Beware of phishing emails sporting your home address!

The latest (likely very successful) ransomware delivery campaign takes the form of spear-phishing emails targeting specific individuals and, for added credibility, includes their real-world home addresses and names.

It’s such a brilliant idea, that I wonder how cyber crooks haven’t thought of it earlier. But maybe they were only waiting for the right malware to deliver – in this case, the Maktub Locker.

Maktub ransomware

Maktub Locker is a type of ransomware that encrypts (and compresses) files fast and does not need to download an encryption key from the CnC server (meaning: the data can be encrypted offline).

Other than that, there is nothing highly remarkable about it, except perhaps for the unexpectedly well-designed website to which the victims are redirected in order to discover how they can pay the ransom – and how the ransom amount rises every three days they fail to make the payment.

“Members of the BBC Radio 4’s You and Yours team were among those who received the scam emails, claiming they owed hundreds of pounds to UK firms,” the BBC reported on Wednesday.

ZDNet’s Zack Whittaker has also received one, containing an address at which he lived eight years ago.

“The well-worded email appears to come from a legitimate email address and domain name, and raises very few irregularities. The email comes with an demand for money for an arbitrary service, along with a link that purports to be an ‘overdue invoice,'” he pointed out.

The link points to a file that looks like a Word document, but it’s actually a variant of the Maktub Locker.

In his case, the email was apparently coming from a UK-based company that, when contacted, said that they have received over 150 calls from people complaining about the email, saying that they don’t own the company any money. But other companies and even charities have also been impersonated in this campaign as well.

It is still unclear how the scammers got ahold of the addresses. It seems likely that they have managed to get their hands on a database.

Judging by Whittaker’s experience, the information in the database is quite old, but there are surely many individuals in it that haven’t changed their home addresses since then.

More than likely, the information was pilfered from some website ages ago, and has been sold and resold on underground cybercrime forums for a while.

The spear-phishing campaign is quite widespread, and seems to target mostly UK residents (or those who at that time were).

Dr Steven Murdoch, principal research fellow at the department of computer science at University College London, told the BBC that the campaign bore the hallmark of previous phishing attempts from gangs in Eastern Europe and Russia.

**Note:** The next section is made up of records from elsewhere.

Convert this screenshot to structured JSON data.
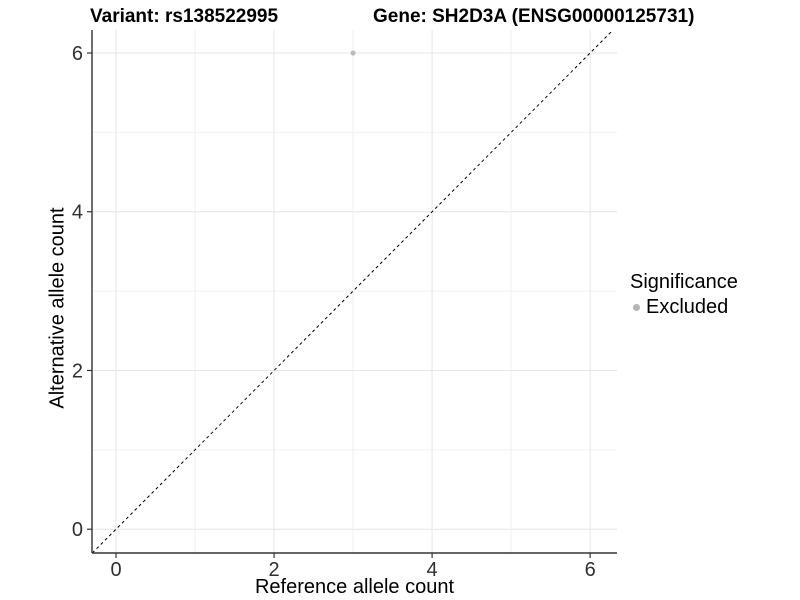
{
  "chart_data": {
    "type": "scatter",
    "title_left": "Variant: rs138522995",
    "title_right": "Gene: SH2D3A (ENSG00000125731)",
    "xlabel": "Reference allele count",
    "ylabel": "Alternative allele count",
    "xlim": [
      -0.304,
      6.34
    ],
    "ylim": [
      -0.3,
      6.29
    ],
    "xticks": [
      0,
      2,
      4,
      6
    ],
    "yticks": [
      0,
      2,
      4,
      6
    ],
    "xticks_minor": [
      1,
      3,
      5
    ],
    "yticks_minor": [
      1,
      3,
      5
    ],
    "grid": true,
    "points": [
      {
        "x": 3,
        "y": 6,
        "series": "Excluded"
      }
    ],
    "identity_line": {
      "style": "dashed",
      "slope": 1,
      "intercept": 0
    },
    "legend": {
      "title": "Significance",
      "position": "right",
      "entries": [
        {
          "label": "Excluded",
          "color": "#b5b5b5"
        }
      ]
    },
    "colors": {
      "point": "#bcbcbc",
      "grid_major": "#e6e6e6",
      "grid_minor": "#f0f0f0",
      "axis": "#333333",
      "tick_text": "#303030",
      "dashed_line": "#000000"
    }
  }
}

Maktub checks whether the targeted system is used by a Russian user by fetching the keyboard locale list, and if it is, it will exit without infecting any files.

The success of this campaign could be considerable. Not only does the email address the recipient by name, and include his or her home address, but is also written in good English. Finally, it attempts to create a sense of urgency, and that will make many recipients forget they are not supposed to follow a link offered in an unsolicited email.

According to the news outlet, the UK’s national fraud and cybercrime reporting centre has been flooded with queries and complaints from people targeted by the scammers.